LCA 2020, the much-anticipated life cycle assessment (LCA)* symposium for pavements and bridges, was held last week as a four-day virtual conference.
Sergio Aceves of Caltrans opened the symposium with welcoming remarks and a presentation on “Sustainability Efforts in Pavement.” He was followed by keynote speaker, Dr. Arpad Horvath of UC Berkeley. He spoke about why “We Need More Accurate and More Useful Environmental Assessment.”
Ezra Kahn, of the US Department of Agriculture and Tim Skone of the US Department of Energy, provided an “Introduction to the Federal LCA Commons,” an inside look at how the federal government is advancing consistency in LCA methods and results and improving access to publicly funded research
The concrete pavement industry was well represented by Eric Ferrebee of ACPA, Jim Mack of CEMEX (and 2018 ACPA Chair), Charles Stewart of the Southwest Concrete Pavement Association, an ACPA affiliate.
Jeremy Gregory, Executive Director of the CS Hub at MIT, and Richard Bohan, VP of Sustainability at PCA, were the two main presenters for the concrete industry in the plenary session. Rich delivered the “Cement Industry’s Perspectives,” discussing the industry’s efforts related to concrete and cement sustainability, including the use of portland limestone cement (PLC), along with the recyclability of concrete and the use of SCMs including fly ash and slag.
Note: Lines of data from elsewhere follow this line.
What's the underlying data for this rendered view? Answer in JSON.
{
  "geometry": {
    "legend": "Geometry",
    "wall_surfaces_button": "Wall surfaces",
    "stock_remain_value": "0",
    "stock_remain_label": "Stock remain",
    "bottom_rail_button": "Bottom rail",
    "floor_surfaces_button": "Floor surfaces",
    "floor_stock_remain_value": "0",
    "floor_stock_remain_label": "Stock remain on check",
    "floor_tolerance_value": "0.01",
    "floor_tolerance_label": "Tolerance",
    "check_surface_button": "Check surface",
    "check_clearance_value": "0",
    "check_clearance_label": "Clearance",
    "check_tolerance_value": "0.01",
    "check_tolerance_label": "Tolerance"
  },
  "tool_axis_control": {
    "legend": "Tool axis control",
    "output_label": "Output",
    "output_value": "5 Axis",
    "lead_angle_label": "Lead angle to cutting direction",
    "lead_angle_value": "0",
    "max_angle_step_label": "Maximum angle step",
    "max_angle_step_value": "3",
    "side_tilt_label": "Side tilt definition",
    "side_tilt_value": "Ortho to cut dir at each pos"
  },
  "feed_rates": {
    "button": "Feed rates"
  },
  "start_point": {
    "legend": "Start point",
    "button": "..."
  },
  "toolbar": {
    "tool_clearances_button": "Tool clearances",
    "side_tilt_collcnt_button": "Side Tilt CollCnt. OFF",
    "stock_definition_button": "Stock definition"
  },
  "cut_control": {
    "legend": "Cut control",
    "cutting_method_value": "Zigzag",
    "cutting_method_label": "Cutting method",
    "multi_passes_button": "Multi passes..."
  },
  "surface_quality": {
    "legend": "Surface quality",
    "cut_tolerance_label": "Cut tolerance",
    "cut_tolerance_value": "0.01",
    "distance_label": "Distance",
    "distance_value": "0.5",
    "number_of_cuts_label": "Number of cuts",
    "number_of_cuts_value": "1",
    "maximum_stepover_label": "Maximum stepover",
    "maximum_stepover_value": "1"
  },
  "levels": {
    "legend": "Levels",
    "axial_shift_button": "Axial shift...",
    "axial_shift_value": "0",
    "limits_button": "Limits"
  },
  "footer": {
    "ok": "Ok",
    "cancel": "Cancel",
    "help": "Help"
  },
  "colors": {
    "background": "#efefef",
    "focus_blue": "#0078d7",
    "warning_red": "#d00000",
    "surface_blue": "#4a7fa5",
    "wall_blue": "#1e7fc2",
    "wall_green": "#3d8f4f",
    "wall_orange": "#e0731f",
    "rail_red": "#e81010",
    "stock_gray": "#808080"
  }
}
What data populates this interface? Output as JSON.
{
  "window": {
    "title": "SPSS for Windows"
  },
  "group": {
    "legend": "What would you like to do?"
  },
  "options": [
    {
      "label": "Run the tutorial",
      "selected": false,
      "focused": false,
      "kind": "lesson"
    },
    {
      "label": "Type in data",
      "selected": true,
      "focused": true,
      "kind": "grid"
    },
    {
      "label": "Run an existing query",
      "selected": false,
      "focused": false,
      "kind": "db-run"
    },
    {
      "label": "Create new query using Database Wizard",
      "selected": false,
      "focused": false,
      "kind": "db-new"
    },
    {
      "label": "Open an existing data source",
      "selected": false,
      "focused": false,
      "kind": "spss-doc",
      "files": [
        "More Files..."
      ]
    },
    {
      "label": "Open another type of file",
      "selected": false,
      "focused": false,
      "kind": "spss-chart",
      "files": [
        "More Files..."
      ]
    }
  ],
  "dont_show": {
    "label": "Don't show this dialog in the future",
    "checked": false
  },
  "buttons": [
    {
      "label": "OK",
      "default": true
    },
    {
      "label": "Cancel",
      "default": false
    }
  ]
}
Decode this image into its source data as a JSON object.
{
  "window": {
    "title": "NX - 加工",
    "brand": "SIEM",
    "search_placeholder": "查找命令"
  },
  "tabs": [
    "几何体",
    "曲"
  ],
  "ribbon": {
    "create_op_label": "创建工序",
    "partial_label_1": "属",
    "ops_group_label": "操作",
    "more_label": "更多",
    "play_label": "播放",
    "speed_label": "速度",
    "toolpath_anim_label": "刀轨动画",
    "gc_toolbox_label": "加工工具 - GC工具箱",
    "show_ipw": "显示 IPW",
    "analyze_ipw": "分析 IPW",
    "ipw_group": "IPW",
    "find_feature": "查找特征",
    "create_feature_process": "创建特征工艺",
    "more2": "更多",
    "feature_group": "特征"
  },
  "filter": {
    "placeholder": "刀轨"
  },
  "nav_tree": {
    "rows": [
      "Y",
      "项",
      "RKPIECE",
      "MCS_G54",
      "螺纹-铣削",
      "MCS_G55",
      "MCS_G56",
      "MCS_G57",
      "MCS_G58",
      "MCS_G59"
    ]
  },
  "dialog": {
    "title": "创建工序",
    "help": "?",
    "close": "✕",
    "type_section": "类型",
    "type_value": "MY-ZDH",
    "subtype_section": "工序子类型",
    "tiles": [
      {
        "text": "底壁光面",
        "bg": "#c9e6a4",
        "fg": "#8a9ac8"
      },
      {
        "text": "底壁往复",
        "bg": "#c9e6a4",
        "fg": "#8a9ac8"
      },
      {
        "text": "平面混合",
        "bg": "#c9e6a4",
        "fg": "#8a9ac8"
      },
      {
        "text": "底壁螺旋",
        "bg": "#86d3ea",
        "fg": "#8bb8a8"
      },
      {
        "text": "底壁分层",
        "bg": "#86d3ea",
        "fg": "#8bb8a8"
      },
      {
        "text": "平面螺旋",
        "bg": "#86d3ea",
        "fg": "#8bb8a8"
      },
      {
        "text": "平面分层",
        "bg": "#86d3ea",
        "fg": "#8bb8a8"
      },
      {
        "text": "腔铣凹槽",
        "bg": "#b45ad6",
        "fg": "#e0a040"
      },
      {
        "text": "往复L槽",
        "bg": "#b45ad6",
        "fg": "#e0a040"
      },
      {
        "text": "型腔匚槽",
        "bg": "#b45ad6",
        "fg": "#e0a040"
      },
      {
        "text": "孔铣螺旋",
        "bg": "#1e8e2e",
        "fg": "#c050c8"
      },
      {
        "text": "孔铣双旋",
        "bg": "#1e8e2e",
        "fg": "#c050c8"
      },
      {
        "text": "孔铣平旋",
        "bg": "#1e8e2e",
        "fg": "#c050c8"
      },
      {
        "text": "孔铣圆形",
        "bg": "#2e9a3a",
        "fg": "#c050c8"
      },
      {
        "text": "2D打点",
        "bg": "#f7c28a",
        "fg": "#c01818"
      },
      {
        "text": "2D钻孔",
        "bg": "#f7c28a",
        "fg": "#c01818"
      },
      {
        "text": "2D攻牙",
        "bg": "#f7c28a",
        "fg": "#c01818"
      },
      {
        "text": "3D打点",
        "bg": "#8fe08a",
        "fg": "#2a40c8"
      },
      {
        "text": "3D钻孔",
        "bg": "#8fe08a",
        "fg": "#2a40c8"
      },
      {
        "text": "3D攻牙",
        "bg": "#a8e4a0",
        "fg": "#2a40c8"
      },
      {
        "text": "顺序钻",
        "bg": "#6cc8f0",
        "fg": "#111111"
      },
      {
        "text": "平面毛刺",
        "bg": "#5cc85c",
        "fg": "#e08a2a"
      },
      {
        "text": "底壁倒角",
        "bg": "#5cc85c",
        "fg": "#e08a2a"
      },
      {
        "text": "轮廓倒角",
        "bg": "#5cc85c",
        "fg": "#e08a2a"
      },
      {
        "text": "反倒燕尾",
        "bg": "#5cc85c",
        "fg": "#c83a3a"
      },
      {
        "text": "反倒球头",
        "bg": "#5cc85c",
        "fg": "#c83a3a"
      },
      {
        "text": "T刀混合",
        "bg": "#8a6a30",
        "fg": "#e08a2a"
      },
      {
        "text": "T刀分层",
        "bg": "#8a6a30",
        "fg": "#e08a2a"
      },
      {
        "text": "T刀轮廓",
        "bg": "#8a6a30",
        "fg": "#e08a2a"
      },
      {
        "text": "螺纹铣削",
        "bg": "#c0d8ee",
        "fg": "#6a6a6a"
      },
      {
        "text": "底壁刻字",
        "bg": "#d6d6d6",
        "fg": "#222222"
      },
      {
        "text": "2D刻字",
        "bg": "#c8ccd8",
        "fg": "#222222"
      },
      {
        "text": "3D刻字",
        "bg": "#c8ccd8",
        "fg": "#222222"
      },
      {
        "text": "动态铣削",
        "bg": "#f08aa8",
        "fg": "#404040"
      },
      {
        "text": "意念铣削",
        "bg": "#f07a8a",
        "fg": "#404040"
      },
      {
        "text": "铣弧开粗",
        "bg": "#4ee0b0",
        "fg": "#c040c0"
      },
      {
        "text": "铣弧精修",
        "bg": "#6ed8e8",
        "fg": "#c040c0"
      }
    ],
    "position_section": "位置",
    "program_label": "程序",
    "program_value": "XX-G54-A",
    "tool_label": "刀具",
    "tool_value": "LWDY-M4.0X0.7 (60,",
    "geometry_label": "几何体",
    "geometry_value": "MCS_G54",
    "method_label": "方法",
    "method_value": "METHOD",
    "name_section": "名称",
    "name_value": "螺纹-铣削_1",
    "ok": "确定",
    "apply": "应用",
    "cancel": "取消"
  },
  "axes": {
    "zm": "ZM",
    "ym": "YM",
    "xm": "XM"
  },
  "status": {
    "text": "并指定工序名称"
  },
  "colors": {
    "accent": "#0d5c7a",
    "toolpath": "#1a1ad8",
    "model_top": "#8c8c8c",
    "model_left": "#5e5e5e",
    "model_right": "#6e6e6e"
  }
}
He also covered optimized mixtures (performance-engineered mixtures).
Jeremy participated in a panel discussion that was moderated by Heather Dylla (FHWA). This panel was looking at the future of LCA, as well as environmental product declarations (EPDs) and product category rules (PCRs).
More than a dozen technical papers were presented as a parallel track and the symposium also included several short videos from people at various stages of their careers speaking about the importance and value of Life Cycle Assessment. A bonus session also covered LCA tools and resources, including: the FHWA’s LCA Pave; Caltrans’ eLCAP; and University of Illinois’ (Intercollegiate Transfer Process) Tools on Pavements and Preservation.
* LCA, according to the Government Services Administration seeks to quantify the environmental impacts that arise from material inputs and outputs, such as energy use or air emissions, over a product’s entire life cycle to assist consumers in making decisions that will benefit the environment. LCA is typically a “cradle-to-grave” approach, which begins with the gathering of raw materials from the earth to create the product and ends at the point when all materials are returned to the earth.